On Tue, Jun 05, 2018 at 10:06:46AM -0300, Eduardo Habkost wrote:
(CCing libvir-list)
On Tue, Jun 05, 2018 at 09:43:00AM +0100, Daniel P. Berrangé wrote:
> On Tue, Jun 05, 2018 at 09:27:46AM +0200, Gerd Hoffmann wrote:
> > Hi,
> >
> > > > Add to that shortcuts like -cdrom
> > > > stop working,
> > >
> > > Maybe is fixable.
> >
> > Already fixed for ages.
> >
> > > I see marking Q35 as the default machine a first step.
> >
> > Maybe the better option is to go the arm route: Just don't define a
> > default, so users have to specify pc or q35. That will make them notice
> > there is a world beside 'pc', and we also avoid breaking things
> > silently.
>
> If QEMU removes the default, then libvirt will have to hardcode
> 'pc' as the default to maintain back compatibility, so I don't
> think that ends up as a net win
Is there an actual promise to never change the default
machine-type documented in the libvirt API, or is this just fear
of breaking existing code?
The risk of breaking things that currently work. Some of the things
discussed here that risk breaking users if QEMU changes the default,
have the same risk if libvirt changes the default.

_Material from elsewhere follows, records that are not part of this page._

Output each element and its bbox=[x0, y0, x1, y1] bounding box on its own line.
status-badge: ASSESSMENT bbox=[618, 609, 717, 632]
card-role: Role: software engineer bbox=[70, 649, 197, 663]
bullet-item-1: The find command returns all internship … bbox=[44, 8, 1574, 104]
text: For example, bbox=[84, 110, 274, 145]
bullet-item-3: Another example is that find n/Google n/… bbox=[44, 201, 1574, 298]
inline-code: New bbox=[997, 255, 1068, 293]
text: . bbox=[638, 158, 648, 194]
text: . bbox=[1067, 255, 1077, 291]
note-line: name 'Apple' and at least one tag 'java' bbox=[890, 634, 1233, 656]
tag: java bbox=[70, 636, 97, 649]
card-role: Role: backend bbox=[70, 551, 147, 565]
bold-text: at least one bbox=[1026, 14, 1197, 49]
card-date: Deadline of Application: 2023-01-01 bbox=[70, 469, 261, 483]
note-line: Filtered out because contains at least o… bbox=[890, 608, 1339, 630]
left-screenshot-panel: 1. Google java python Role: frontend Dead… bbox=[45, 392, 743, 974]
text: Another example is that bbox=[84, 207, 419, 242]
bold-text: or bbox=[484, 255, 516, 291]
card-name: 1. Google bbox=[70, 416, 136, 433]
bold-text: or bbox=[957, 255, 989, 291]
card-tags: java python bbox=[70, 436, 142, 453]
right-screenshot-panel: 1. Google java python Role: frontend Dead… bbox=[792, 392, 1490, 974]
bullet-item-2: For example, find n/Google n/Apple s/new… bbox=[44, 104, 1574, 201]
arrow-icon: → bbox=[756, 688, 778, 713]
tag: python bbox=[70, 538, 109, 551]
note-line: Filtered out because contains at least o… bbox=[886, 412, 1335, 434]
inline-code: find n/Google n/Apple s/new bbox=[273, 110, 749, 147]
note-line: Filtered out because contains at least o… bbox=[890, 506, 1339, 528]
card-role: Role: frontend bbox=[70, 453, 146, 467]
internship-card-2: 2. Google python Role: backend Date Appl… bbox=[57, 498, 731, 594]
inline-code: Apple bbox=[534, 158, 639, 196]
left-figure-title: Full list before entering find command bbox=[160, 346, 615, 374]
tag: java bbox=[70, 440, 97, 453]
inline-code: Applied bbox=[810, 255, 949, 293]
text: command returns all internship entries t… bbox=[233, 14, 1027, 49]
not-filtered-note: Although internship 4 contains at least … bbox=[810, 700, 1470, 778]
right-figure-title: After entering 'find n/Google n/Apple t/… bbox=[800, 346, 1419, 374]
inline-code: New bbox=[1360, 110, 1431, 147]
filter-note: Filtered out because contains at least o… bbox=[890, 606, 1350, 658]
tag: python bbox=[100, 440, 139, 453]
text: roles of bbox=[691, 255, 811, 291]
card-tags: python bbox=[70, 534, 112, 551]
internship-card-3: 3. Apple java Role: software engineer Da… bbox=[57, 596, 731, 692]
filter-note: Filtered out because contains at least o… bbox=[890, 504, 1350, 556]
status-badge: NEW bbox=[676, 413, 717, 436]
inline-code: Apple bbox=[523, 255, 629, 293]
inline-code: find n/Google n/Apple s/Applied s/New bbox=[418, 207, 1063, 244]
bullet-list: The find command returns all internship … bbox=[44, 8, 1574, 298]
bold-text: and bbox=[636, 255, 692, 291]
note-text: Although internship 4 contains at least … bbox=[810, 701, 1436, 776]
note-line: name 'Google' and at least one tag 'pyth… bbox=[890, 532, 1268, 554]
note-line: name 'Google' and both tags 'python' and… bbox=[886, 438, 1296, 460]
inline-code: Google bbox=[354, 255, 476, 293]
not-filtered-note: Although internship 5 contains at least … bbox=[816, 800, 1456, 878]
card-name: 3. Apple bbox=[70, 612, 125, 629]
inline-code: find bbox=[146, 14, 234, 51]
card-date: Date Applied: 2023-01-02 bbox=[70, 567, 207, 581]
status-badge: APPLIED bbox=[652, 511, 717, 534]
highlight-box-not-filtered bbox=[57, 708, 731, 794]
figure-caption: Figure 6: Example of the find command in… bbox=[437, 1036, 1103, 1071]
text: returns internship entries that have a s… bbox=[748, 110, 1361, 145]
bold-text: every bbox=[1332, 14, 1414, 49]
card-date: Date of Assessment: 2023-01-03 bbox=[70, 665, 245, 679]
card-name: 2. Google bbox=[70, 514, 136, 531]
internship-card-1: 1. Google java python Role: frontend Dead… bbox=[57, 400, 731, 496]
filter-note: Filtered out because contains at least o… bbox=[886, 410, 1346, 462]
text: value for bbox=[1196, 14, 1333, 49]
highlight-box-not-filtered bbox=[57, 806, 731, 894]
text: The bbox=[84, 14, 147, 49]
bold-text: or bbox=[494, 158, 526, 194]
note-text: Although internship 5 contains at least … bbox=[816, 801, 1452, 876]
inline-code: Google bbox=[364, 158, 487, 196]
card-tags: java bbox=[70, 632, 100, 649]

eg old OS versions that only work with PC, or more commonly pre-existing
cloud disk images that were built against PC can't be assumed to just
work against q35, even if the OS in the image supports it.
If we want to get q35 broadly used for modern OS, then IMHO the best
option is to record that metadata in libosinfo, as ew do for other
virtual hardware preferences. That doesn't fix the problem of disk
images that might not transparently boot between pc/q35, but at least
avoids breaking OS that don't support q35 at all.